Reference Code Tables

The point of ISO and other international standards is to provide a set of code values that are independent of language and can be exchanged between all countries and companies.  Therefore, it is the ISO, IATA, ITU, United Nations, Microsoft… code that MUST be the primary key and must be exchanged between organizations.  Therefore, all Reference Code Tables should use the code values defined by the international or industry-specific standards (for instance, Microsoft defined the Language codes).

Operational Data Tables

This is where a judgement call needs to be made.  Look at the purpose of each column and choose the one that makes the most sense for your business.  So, for a Purchase Order table one would want to use the PO Number as defined by the business.  Generally, these keys are integer but not always.  For instance, the General Ledger usually looks like a number but is actually defined as character by most financial accounting systems.

Data Design Considerations

Primary Key Choices

Natural Key

A natural key is formed from attributes that already exist in the real world.[2]  Especially if it is alphabetic, it can indicate the meaning of the data held in a row.  An example in the figure below is Country, where a mnemonic acronym defined by ISO is used to identify each country.  The two-character ISO Country is pervasive as it is used by the banking, travel, financial, foreign exchange (prefix for the ISO Currency Code), and internet industries (used in web domains).
While some of these attributes will be natural keys, many are auto-incrementing integer numbers such as Purchase Order Number, Transaction Id, Contract Id, Invoice Number, and Customer Id.

Surrogate Key

Surrogate Key is a unique identifier for an object or row in a table and is frequently a sequential auto-number.  It has no relationship to the real-world meaning of the data held in a row.  Surrogate Key is essential for EDWs, which integrate data into a table from multiple data sources.  One cannot use the key defined in the source system as it may conflict, be the same as a key in another system and/or may be changed by the source system.

Data Modelling

If a database has been designed properly there is no problem changing a primary key.
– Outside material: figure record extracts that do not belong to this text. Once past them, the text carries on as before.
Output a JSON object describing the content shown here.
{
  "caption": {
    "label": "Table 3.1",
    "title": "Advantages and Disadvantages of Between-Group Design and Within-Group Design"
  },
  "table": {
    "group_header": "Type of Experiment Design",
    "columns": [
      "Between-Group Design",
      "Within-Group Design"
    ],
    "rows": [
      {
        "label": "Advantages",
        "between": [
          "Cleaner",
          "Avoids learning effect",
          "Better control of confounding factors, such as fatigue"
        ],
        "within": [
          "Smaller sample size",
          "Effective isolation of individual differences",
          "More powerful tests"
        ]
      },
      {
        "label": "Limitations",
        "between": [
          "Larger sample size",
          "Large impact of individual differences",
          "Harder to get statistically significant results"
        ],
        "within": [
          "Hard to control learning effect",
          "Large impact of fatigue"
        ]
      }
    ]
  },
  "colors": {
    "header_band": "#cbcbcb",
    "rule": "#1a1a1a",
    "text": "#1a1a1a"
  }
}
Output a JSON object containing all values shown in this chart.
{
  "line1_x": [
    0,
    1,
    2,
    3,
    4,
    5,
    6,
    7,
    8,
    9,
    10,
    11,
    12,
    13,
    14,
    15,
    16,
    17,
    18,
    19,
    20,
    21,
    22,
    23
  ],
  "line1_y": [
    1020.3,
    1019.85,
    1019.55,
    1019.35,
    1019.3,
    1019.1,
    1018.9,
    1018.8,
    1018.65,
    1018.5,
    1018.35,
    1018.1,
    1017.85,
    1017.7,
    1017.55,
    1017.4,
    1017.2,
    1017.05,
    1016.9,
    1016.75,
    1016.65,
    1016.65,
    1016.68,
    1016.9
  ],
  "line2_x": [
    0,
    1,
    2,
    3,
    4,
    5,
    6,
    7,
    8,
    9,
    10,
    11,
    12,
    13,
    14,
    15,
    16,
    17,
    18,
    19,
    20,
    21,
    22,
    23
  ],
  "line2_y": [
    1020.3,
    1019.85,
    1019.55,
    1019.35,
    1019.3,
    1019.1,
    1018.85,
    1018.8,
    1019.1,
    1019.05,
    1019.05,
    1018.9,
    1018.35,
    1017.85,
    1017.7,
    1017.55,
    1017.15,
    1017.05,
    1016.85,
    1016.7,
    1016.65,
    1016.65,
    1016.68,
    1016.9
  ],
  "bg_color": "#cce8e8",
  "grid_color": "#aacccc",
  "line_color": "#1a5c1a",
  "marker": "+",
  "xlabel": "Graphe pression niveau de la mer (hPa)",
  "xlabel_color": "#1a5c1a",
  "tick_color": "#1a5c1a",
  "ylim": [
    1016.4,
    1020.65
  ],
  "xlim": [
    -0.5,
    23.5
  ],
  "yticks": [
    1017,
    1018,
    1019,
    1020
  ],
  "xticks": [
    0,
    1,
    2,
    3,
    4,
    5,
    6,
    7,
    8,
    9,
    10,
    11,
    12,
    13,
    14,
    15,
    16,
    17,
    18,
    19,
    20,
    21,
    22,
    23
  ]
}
The problem is that many developers with limited data architecture experience are still designing databases.  In many instances, databases are not developed with industry-strength Data Modelling (DM) tools.  If a DM tool is used, Referential Integrity business rules will be built right into the database. There will be no need to do your own “coding”.  The RI rules will take care of changes or deletions, and when they are allowed.

Composite Keys

When a PK consists of two or more columns it is called a composite primary key. A composite key is required when one table is dependent on another table. For instance, Country Region (province, state, canton, département…) is only unique within (i.e. dependent on) Country. As shown in the figure below, the Country Region Codes table has a primary key consisting of Country and Ctry Region.
Ctry-Ctry Region
Figure 1: Composite Primary Key

Junction Tables

This following figure is an example of introducing an extraneous table into the model/database.[1]  It provides no value-add and makes queries more complex and less performant due to the extra joins.  Junction tables lead to table proliferation.
Junction Table
Figure 2: Junction Table between every Parent & Child Table

Identifying or Dependent Relationship

Instead directly link the tables using an identifying or dependent relationship; in this case, phones belong to or are used by an entity.  A real plus is that a query can be made that finds all phones used by an entity.  You don’t have to know the phone numbers used by the entity.  This would be a single SELECT statement against a single table.
Identifying Table
Figure 3: Child Table with Identifying Relationship

SQL Coding


Poorly coded SQL has probably the most significant impact on query performance.